Weather rules events, not its puny human victims. The howling winds and drifting snow become characters in their own right, relentless and all-powerful, frustrating every effort of Mr. O’Neill and his crews. Drifting snow, whipped by the wind, forms banks 100 feet tall. Constant snow slides erase the work of diggers and rotary plows. As temperatures moderate, and snow turns to rain and sleet, the mushy, heavy snow known as Cascade cement settles on ice-hard underlayers, poised to swoosh downward in a vast, annihilating slab.
Trains and the culture of the railroad supply Mr. Krist with his other grand theme. The unthinking courage of Mr. O’Neill and many of his fellow railroad men reflected the enormous prestige of the railroad in American life and the esprit de corps of railroad workers, who saw themselves as members of an elite labor force, the messengers of modernity.
Joseph L. Pettit, the conductor on the passenger train, walked to safety with several of the stranded passengers when hopes of rescue faded. Then he turned right around and returned to his train. He died in the avalanche, leaving a widow and five children.
Dispassionately, Mr.

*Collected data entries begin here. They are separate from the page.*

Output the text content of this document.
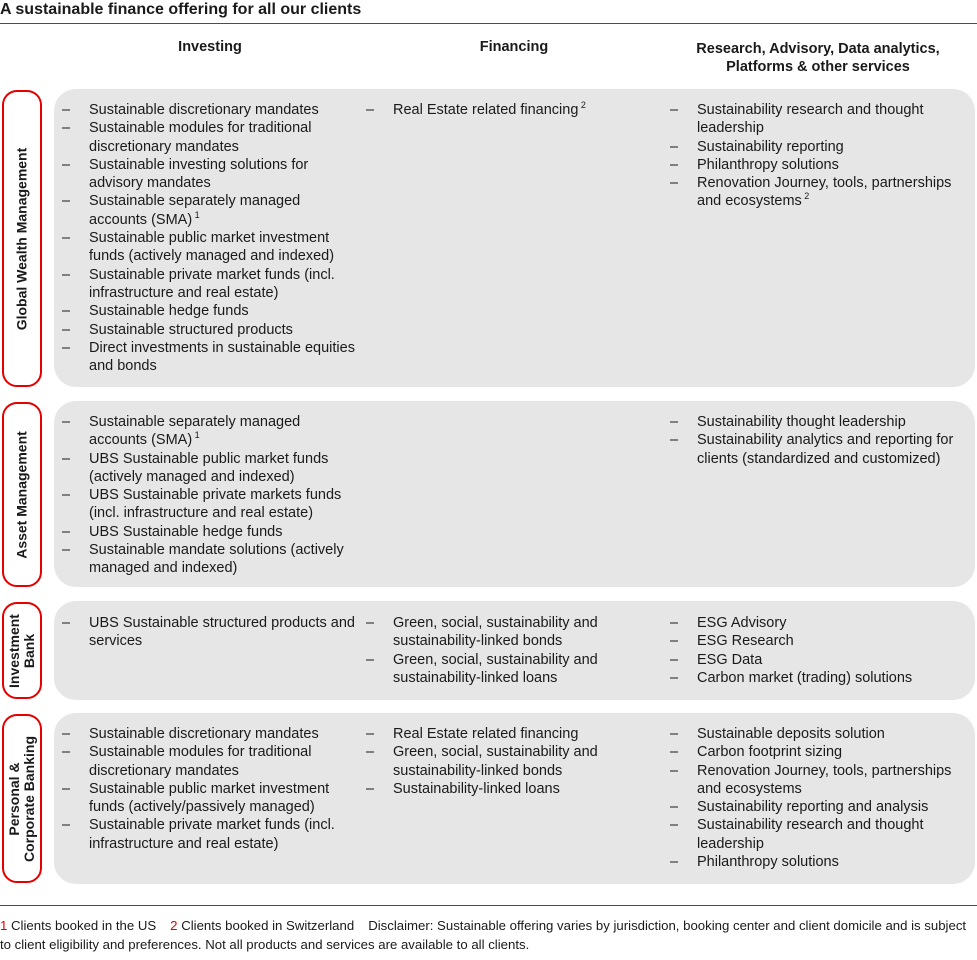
A sustainable finance offering for all our clients
Investing	Financing	Research, Advisory, Data analytics, Platforms & other services
Global Wealth Management
– Sustainable discretionary mandates
– Sustainable modules for traditional discretionary mandates
– Sustainable investing solutions for advisory mandates
– Sustainable separately managed accounts (SMA) $^1$
– Sustainable public market investment funds (actively managed and indexed)
– Sustainable private market funds (incl. infrastructure and real estate)
– Sustainable hedge funds
– Sustainable structured products
– Direct investments in sustainable equities and bonds
– Real Estate related financing $^2$
–	Sustainability research and thought leadership
– Sustainability reporting
– Philanthropy solutions
– Renovation Journey, tools, partnerships and ecosystems $^2$
Asset Management
– Sustainable separately managed accounts (SMA) $^1$
– UBS Sustainable public market funds (actively managed and indexed)
– UBS Sustainable private markets funds (incl. infrastructure and real estate)
– UBS Sustainable hedge funds
– Sustainable mandate solutions (actively managed and indexed)
– Sustainability thought leadership
– Sustainability analytics and reporting for clients (standardized and customized)
Investment Bank
– UBS Sustainable structured products and services
– Green, social, sustainability and sustainability-linked bonds
– Green, social, sustainability and sustainability-linked loans
– ESG Advisory
– ESG Research
– ESG Data
– Carbon market (trading) solutions
Personal & Corporate Banking
– Sustainable discretionary mandates
– Sustainable modules for traditional discretionary mandates
– Sustainable public market investment funds (actively/passively managed)
– Sustainable private market funds (incl. infrastructure and real estate)
– Real Estate related financing
– Green, social, sustainability and sustainability-linked bonds
– Sustainability-linked loans
– Sustainable deposits solution
– Carbon footprint sizing
– Renovation Journey, tools, partnerships and ecosystems
– Sustainability reporting and analysis
– Sustainability research and thought leadership
– Philanthropy solutions
1 Clients booked in the US 2 Clients booked in Switzerland Disclaimer: Sustainable offering varies by jurisdiction, booking center and client domicile and is subject to client eligibility and preferences. Not all products and services are available to all clients.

Krist describes the frantic rescue efforts, the mounting fears of the passengers and the malevolent, unending storm. In a thrilling climactic chapter, he conjures forth the avalanche and its aftermath, when railroad cars filled with victims lay buried under a thick layer of sound-deadening snow. In the last car of the mail train, a voice was heard saying, “My God, this is an awful death to die.”
There is no moral to the story. A wall of snow killed a lot of people, and in time, they were forgotten. In the 1920s a tunnel was drilled through the treacherous Stevens Pass, “perhaps the last untamed section of the American railway system,” Mr. Krist writes, rendering Wellington obsolete.
Time took care of the rest, burying the Wellington disaster with the finality of an avalanche, until, by sheer chance, a curious novelist decided to turn back the clock.